Vaccination has made a major contribution to practically eradicating certain diseases in Switzerland. For example, the first vaccine against polio was authorised in 1955. The number of cases of polio subsequently dropped continuously, to the point where the last case in Switzerland occurred in 1982.
Yet vaccination does pose some challenges. It has been possible to increase the vaccination rate for measles in Switzerland, thanks in part to the National Strategy to Eliminate Measles 2011–2015, especially in the cantons in which the rate was previously low. Yet at 87 percent, the rate is still well below the level of vaccination coverage of 95 percent targeted by the World Health Organization (WHO), thus leading to repeated outbreaks of measles.
Innovation in vaccines
A distinction is made between live and inactivated vaccines. A live vaccination usually contains a harmless variant or a weakened version of a disease-causing pathogen (e.g. a virus or a bacterium). Such vaccines are normally used to stimulate the immune system into producing a lasting effect against the pathogen. Vaccines that provide protection against measles, mumps and rubella are examples of live vaccines. An inactivated vaccine, on the other hand, contains pathogens that are no longer capable of reproducing. One example is the flu vaccine, which contains fragments of the influenza viruses in circulation during the previous year’s flu season. Vaccine manufacture is subject to very strict quality controls.

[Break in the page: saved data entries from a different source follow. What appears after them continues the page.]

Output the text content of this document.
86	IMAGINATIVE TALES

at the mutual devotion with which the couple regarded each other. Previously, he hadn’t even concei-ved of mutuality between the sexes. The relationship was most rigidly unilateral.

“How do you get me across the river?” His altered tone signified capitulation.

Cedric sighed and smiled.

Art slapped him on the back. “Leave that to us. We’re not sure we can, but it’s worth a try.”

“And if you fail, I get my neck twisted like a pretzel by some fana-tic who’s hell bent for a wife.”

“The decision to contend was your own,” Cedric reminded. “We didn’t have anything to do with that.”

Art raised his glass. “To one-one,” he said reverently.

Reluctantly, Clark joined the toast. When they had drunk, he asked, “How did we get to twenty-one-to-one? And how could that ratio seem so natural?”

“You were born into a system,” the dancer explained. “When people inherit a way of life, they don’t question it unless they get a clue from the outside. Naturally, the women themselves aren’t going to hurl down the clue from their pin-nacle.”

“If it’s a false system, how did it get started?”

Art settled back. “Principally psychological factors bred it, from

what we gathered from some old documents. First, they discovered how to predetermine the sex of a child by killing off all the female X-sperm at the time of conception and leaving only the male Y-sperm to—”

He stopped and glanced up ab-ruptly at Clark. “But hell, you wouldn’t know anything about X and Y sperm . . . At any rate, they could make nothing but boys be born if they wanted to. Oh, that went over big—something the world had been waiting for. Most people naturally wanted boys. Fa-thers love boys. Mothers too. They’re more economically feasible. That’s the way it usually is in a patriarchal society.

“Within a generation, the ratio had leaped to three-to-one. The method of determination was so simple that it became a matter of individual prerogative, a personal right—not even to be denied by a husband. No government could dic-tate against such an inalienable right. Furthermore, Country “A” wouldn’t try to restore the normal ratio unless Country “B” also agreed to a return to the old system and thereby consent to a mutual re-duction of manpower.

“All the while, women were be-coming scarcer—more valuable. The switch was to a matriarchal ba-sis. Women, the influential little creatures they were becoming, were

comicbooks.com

Research can make a major contribution to improving the production of vaccines by using gene-technology methods to manufacture so-called recombinant vaccines. Here, the DNA of the disease-causing pathogen is incorporated into yeast cells, for example. The vaccine produced in this way is sufficient to maintain the required immune response by the immune system without exposing the body to the entire pathogen. The hepatitis B vaccine is manufactured using recombinant technology.